Je trouve invraisemblable qu’aucun des partis politiques n’ait présenté de propositions sérieuses à cet égard lors de la dernière campagne électorale.

Quelques mesures ici et là, bien sûr, mais quel plan d’ensemble? En éducation? En culture?

Et je ne dis pas que c’est seulement la faute des hommes et des femmes politiques — nous avons aussi, comme citoyen, une responsabilité dans ce déplorable état de fait.

Cessons d’accepter l’inacceptable: engageons-nous dans les démarches qui contribuent à faire émerger une vision partagée du rôle des technologies de l’information et de la communication dans le développement du Québec (unplannumeriquepourlequebec.com par exemple); écrivons aux élus; proposons-leur des plans d’actions. C’est urgent!

Une chose que tu aimerais voir en 2009?

J’aimerais que le Québec se dote d’un plan ambitieux en rapport avec le rôle d’Internet à l’école. Un plan avec une portée d’au moins dix ans — parce que l’école n’est pas une institution qu’on peut bousculer; et parce que les responsabilités qui incombent aux enseignants exigent qu’ils aient un temps suffisant pour adapter leurs pratiques pédagogiques à la vision que ce plan devrait énoncer.

Ce plan ne parlerait pas seulement de technologie et d’équipements, mais aussi (surtout!) de l’ouverture sur le monde qu’Internet rend possible dans les écoles; de la forme que nous souhaitons voir prendre au matériel éducatif et du rôle des éditeurs scolaires pour développer ce matériel. Préciser aussi ce que tous les enfants québécois devraient savoir pour être en mesure de développer leur identité dans ce nouveau monde aussi — parce que c’est un véritable défi qui échappe aujourd’hui largement à l’école.

La « réforme » était une nécessité. Il faut continuer de l’appuyer.

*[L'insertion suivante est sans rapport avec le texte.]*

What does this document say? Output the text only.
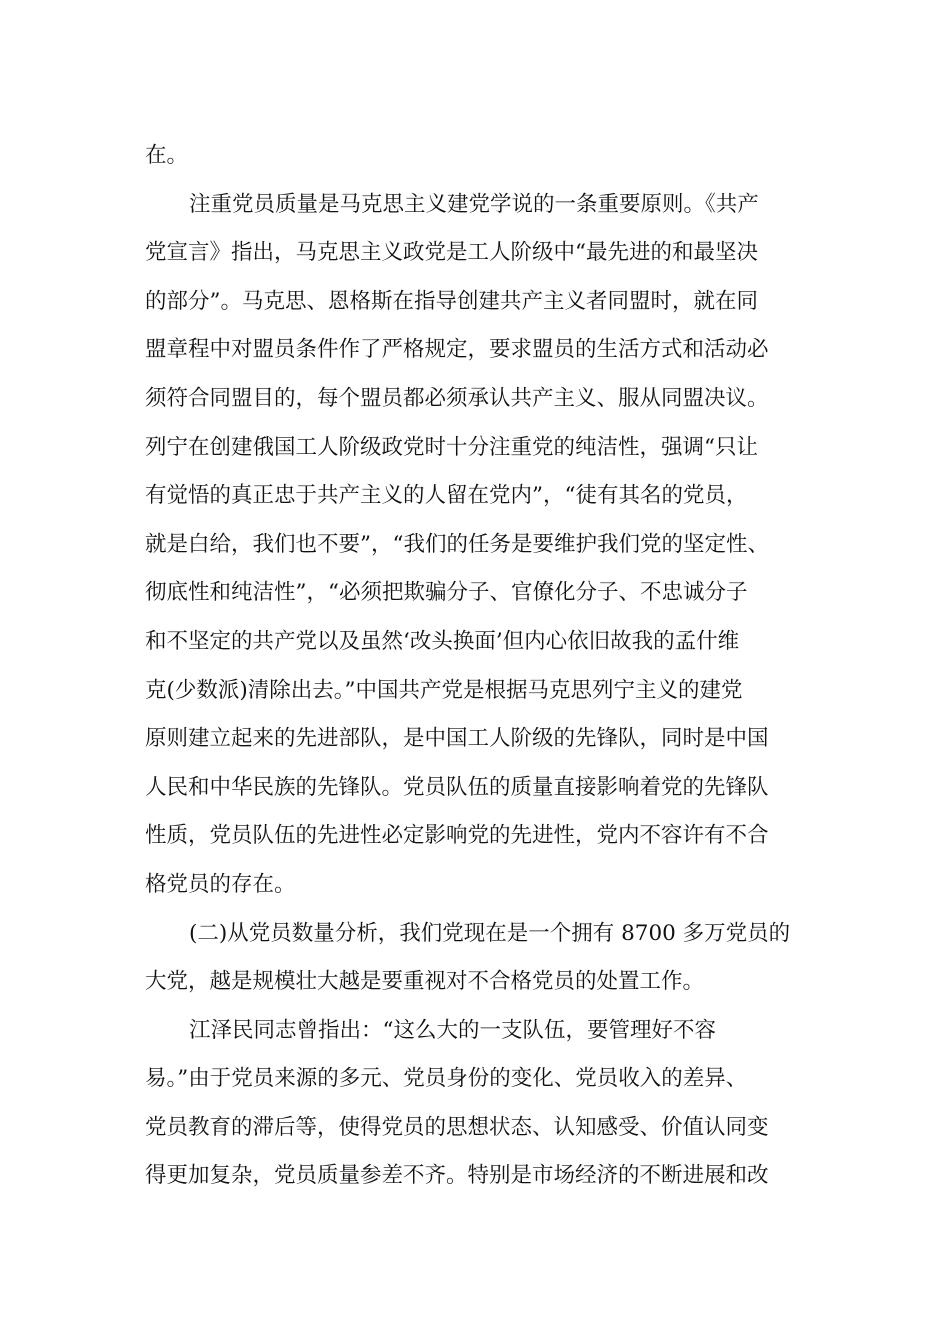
在。
注重党员质量是马克思主义建党学说的一条重要原则。《共产
党宣言》指出，马克思主义政党是工人阶级中“最先进的和最坚决
的部分”。马克思、恩格斯在指导创建共产主义者同盟时，就在同
盟章程中对盟员条件作了严格规定，要求盟员的生活方式和活动必
须符合同盟目的，每个盟员都必须承认共产主义、服从同盟决议。
列宁在创建俄国工人阶级政党时十分注重党的纯洁性，强调“只让
有觉悟的真正忠于共产主义的人留在党内”，“徒有其名的党员，
就是白给，我们也不要”，“我们的任务是要维护我们党的坚定性、
彻底性和纯洁性”，“必须把欺骗分子、官僚化分子、不忠诚分子
和不坚定的共产党以及虽然‘改头换面’但内心依旧故我的孟什维
克(少数派)清除出去。”中国共产党是根据马克思列宁主义的建党
原则建立起来的先进部队，是中国工人阶级的先锋队，同时是中国
人民和中华民族的先锋队。党员队伍的质量直接影响着党的先锋队
性质，党员队伍的先进性必定影响党的先进性，党内不容许有不合
格党员的存在。
(二)从党员数量分析，我们党现在是一个拥有 8700 多万党员的
大党，越是规模壮大越是要重视对不合格党员的处置工作。
江泽民同志曾指出：“这么大的一支队伍，要管理好不容
易。”由于党员来源的多元、党员身份的变化、党员收入的差异、
党员教育的滞后等，使得党员的思想状态、认知感受、价值认同变
得更加复杂，党员质量参差不齐。特别是市场经济的不断进展和改
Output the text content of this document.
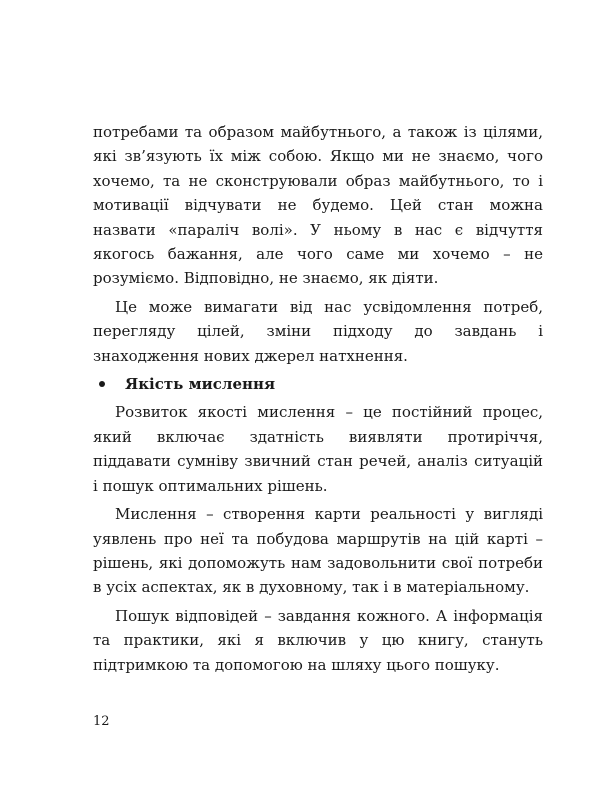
потребами та образом майбутнього, а також із цілями, які зв’язують їх між собою. Якщо ми не знаємо, чого хочемо, та не сконструювали образ майбутнього, то і мотивації відчувати не будемо. Цей стан можна назвати «параліч волі». У ньому в нас є відчуття якогось бажання, але чого саме ми хочемо – не розуміємо. Відповідно, не знаємо, як діяти.

Це може вимагати від нас усвідомлення потреб, перегляду цілей, зміни підходу до завдань і знаходження нових джерел натхнення.

Якість мислення

Розвиток якості мислення – це постійний процес, який включає здатність виявляти протиріччя, піддавати сумніву звичний стан речей, аналіз ситуацій і пошук оптимальних рішень.

Мислення – створення карти реальності у вигляді уявлень про неї та побудова маршрутів на цій карті – рішень, які допоможуть нам задовольнити свої потреби в усіх аспектах, як в духовному, так і в матеріальному.

Пошук відповідей – завдання кожного. А інформація та практики, які я включив у цю книгу, стануть підтримкою та допомогою на шляху цього пошуку.

12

Ses fondements correspondent bien aux défis que les enfants devront relever lorsqu’ils seront adultes.

Je suis convaincu que plusieurs des difficultés que nous rencontrons dans la mise en oeuvre de cette réforme tiennent essentiellement au fait que nous n’avons pas encore su faire appel aux technologies pour aller au bout des convictions qui nous ont guidés jusqu’ici — c’est pourtant nécessaire. C’est le défi que ce plan devrait nous aider à relever.

Dans un autre ordre d’idée, j’aimerais aussi que les éditeurs, les auteurs et les libraires, notamment, s’engagent dès maintenant, et avec conviction, dans le passage au numérique et dans les premières étapes de la dématérialisation du livre. Je vais personnellement y consacrer toutes mes énergies au cours des prochains mois, parce que je suis convaincu que par delà les risques qui inévitablement associés à de tels bouleversements techno-socio-économiques, il y a là une extraordinaire opportunité pour la culture québécoise de voir naître de nouveaux talents et de se faire connaître plus largement que jamais auparavant.